Crew scheduling is its own beast. Airlines have to comply with regulations about duty time limits, rest requirements, and certification (not every pilot is rated for every aircraft type). The system has to juggle all of that while keeping costs down and making sure the right crews are in the right cities at the right times. When things go sideways — say, a snowstorm cancels a bunch of flights — the crew scheduling system is working overtime to piece together a recovery plan. Or trying to, anyway. Sometimes it feels like it’s held together with duct tape. Actually no, that’s unfair — it’s more like controlled chaos managed by some pretty impressive software.
Customer Relationship Management (CRM)
Airlines have gotten really sophisticated about tracking passenger preferences and behavior. CRM systems store your frequent flyer data, travel history, preferences, complaint records, and spending patterns. This feeds into marketing — those targeted emails you get about fare sales to cities you’ve visited before aren’t random. The CRM flagged you.
It also drives service recovery. When things go wrong (delayed flight, lost bag), the CRM can tell the agent whether you’re a first-time flyer or a top-tier loyalty member, which — for better or worse — influences how aggressively they try to make it right. I’ve seen both sides of this and it’s a little uncomfortable, but it’s how the industry operates.
Cargo Management Systems
Most people forget that commercial airlines carry a ton of cargo in the belly of passenger aircraft. Cargo management systems handle booking, tracking, customs documentation, and capacity management for freight. It’s practically a parallel business running underneath the passenger operation.
These systems have to integrate with the DCS (because cargo weight affects that load sheet I mentioned), with customs and border agencies, and with freight forwarders who are booking space. During the pandemic, when passenger flights dropped off, some airlines pivoted hard to cargo-only operations, and their cargo systems had to scale up fast. That was a real stress test for a lot of these platforms.
Enterprise Resource Planning (ERP)
On the corporate side, airlines run ERP systems for finance, procurement, human resources, and supply chain management — pretty standard stuff that any large company needs. What makes airline ERP a little different is the scale and the regulatory environment. You’re managing a fleet worth billions, a workforce spread across dozens or hundreds of cities, and procurement that ranges from jet fuel to in-flight snack boxes.
The financial reporting alone is complex because airlines deal with multiple currencies, interline agreements with other carriers, and revenue recognition rules that are specific to the industry.
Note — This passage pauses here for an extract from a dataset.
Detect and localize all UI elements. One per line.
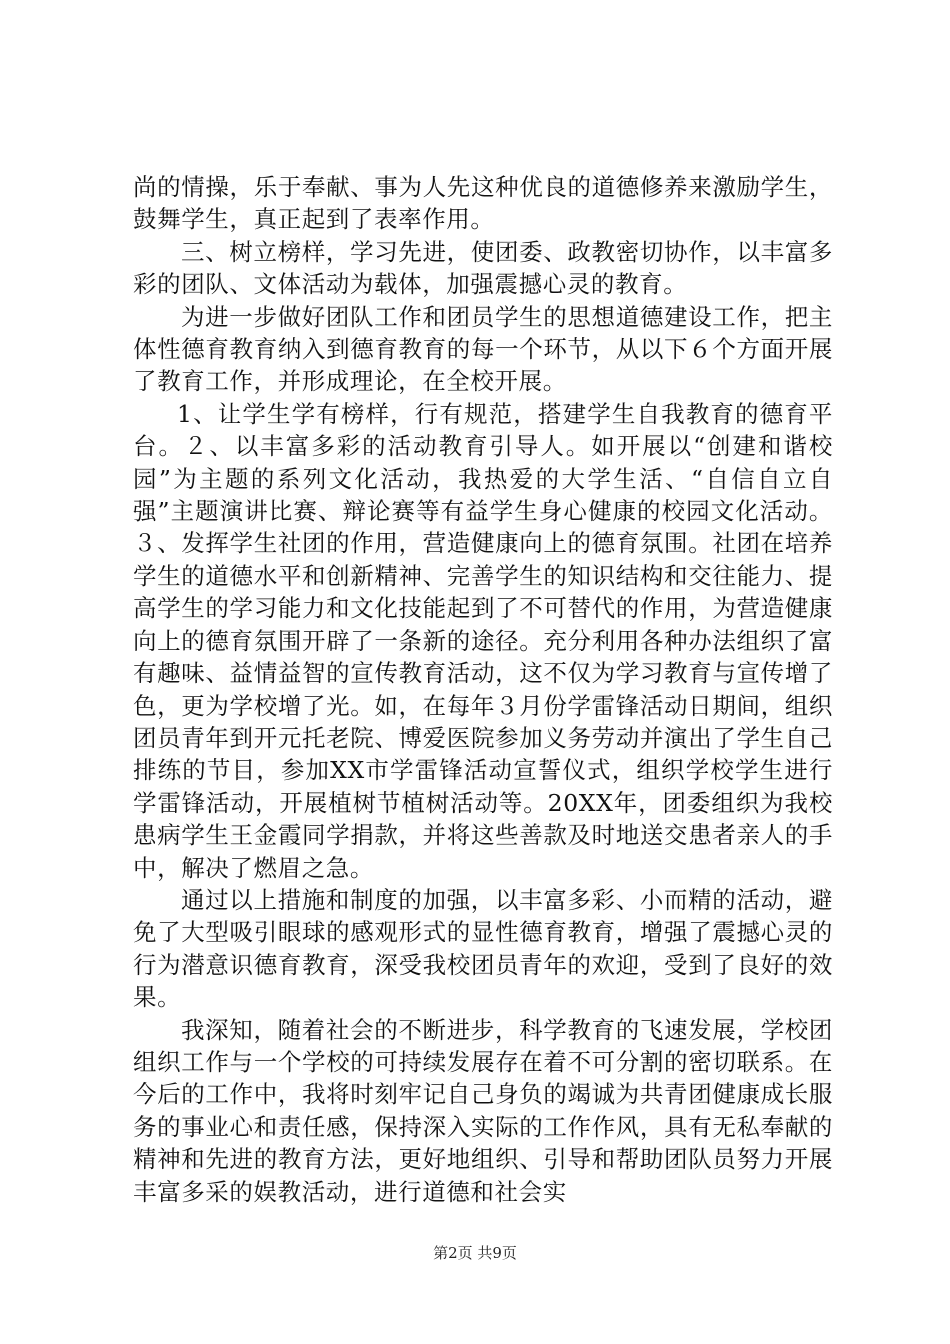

SAP and Oracle are the big players here, usually with heavy customization for airline-specific needs.
How It All Connects
That’s what makes airline IT endearing, in a weird way — none of these systems exist in isolation. The PSS feeds the DCS, which feeds flight operations, which feeds back into the PSS when schedules change. CRM pulls from all of them. Cargo talks to DCS and flight ops. ERP sits over the top tracking the money. It’s a web of integrations, APIs, data feeds, and sometimes legacy connections that haven’t been updated in years.
When it works, you book a ticket, check in on your phone, walk onto the plane, and your bag shows up at the other end. When it doesn’t — well, we’ve all seen those viral meltdown stories. Usually it’s one of these system links breaking down and causing a cascade. The technology is impressive, genuinely. But it’s also fragile in ways that are hard to appreciate until you see the wiring behind the walls.